La commissione statuto dell’assemblea legislativa della Regione Emilia-Romagna ha approvato un pacchetto di progetti legislativi presentati da Partito Democratico, Lega, lista Bonaccini, Fratelli d’Italia, Emilia-Romagna Coraggiosa, Europa Verde, Forza Italia, Movimento 5 Stelle e Rete Civica per modificare lo statuto della Regione Emilia-Romagna, il regolamento dell’assemblea legislativa regionale, la legge istitutiva della Consulta di garanzia statutaria e il procedimento elettorale.
Sono diversi gli obiettivi di questi provvedimenti: consentire l’attività istituzionale da remoto di consiglieri e consigliere, permettendo loro di partecipare online al lavoro di commissioni e assemblea in alcuni casi specifici (ad esempio in presenza di norme emergenziali nazionali o regionali, o per particolari circostanze soggettive), aggiornare e ridefinire il procedimento elettorale, adeguare lo statuto nella parte che disciplina il ruolo di vicepresidente della giunta nei casi di impedimento del presidente della Regione, specificare meglio il ruolo della Consulta di garanzia statutaria.
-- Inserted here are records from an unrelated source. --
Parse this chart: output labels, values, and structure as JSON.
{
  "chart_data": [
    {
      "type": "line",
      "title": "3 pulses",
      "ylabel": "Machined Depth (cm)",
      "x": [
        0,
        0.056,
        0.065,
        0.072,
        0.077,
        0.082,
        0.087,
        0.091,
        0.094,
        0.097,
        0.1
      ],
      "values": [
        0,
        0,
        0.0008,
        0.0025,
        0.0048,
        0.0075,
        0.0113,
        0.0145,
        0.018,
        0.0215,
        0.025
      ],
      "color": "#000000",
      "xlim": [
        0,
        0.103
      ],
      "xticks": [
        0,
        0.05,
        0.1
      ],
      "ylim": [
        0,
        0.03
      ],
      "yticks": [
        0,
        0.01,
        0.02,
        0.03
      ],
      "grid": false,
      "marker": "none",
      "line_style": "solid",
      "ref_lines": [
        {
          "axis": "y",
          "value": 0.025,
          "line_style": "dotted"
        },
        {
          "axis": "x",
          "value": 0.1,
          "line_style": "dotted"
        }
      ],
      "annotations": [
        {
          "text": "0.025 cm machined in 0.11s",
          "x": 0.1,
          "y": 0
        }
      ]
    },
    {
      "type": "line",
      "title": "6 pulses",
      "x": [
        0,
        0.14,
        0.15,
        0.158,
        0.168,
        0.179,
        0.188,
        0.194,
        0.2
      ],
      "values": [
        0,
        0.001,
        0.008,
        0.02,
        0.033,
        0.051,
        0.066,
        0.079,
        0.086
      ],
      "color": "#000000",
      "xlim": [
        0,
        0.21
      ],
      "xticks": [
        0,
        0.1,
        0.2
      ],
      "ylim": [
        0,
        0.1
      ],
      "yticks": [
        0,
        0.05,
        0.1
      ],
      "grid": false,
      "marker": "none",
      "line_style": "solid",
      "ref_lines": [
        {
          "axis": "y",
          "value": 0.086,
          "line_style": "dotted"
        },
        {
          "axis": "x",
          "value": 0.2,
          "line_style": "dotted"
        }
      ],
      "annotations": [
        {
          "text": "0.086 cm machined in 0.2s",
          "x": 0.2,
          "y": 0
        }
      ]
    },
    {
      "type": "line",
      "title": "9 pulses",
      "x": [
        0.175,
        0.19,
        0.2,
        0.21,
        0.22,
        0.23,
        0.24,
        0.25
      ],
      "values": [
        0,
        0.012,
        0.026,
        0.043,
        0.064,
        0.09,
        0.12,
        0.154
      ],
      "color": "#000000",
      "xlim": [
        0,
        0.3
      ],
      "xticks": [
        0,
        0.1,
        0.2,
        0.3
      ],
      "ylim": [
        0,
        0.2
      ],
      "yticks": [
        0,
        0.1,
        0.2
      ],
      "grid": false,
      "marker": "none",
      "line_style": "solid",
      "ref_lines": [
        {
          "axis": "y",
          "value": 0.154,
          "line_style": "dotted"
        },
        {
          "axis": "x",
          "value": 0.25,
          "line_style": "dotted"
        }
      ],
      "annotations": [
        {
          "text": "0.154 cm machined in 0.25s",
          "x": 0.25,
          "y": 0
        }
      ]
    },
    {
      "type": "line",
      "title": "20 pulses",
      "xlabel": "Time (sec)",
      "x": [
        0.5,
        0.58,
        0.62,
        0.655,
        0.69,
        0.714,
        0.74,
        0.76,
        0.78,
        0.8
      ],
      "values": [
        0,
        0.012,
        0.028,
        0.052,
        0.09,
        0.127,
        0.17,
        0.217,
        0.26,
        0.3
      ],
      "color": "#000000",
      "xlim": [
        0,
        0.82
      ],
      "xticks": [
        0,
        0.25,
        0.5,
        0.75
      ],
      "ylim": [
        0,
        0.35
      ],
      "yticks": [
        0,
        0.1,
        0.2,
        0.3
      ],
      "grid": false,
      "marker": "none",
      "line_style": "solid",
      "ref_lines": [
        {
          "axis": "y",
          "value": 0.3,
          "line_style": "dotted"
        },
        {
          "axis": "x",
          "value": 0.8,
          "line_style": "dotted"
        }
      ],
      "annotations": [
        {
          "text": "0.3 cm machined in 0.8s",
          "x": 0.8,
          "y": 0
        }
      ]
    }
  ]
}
La possibilità per eletti ed elette di lavorare da remoto, nei limiti di quanto previsto dalla modifica regolamentare, è considerata la naturale conseguenza di quanto avvenuto negli ultimi due anni e mezzo durante le fasi più acute della pandemia di nuovo coronavirus: l’obiettivo dei progetti di legge è soprattutto quello di permettere a consiglieri e consigliere regionali di prendere parte alla discussione e alle votazioni anche a distanza, in modo da proseguire l’opera di digitalizzazione e di modernizzazione dell’assemblea legislativa regionale già avviata negli ultimi anni.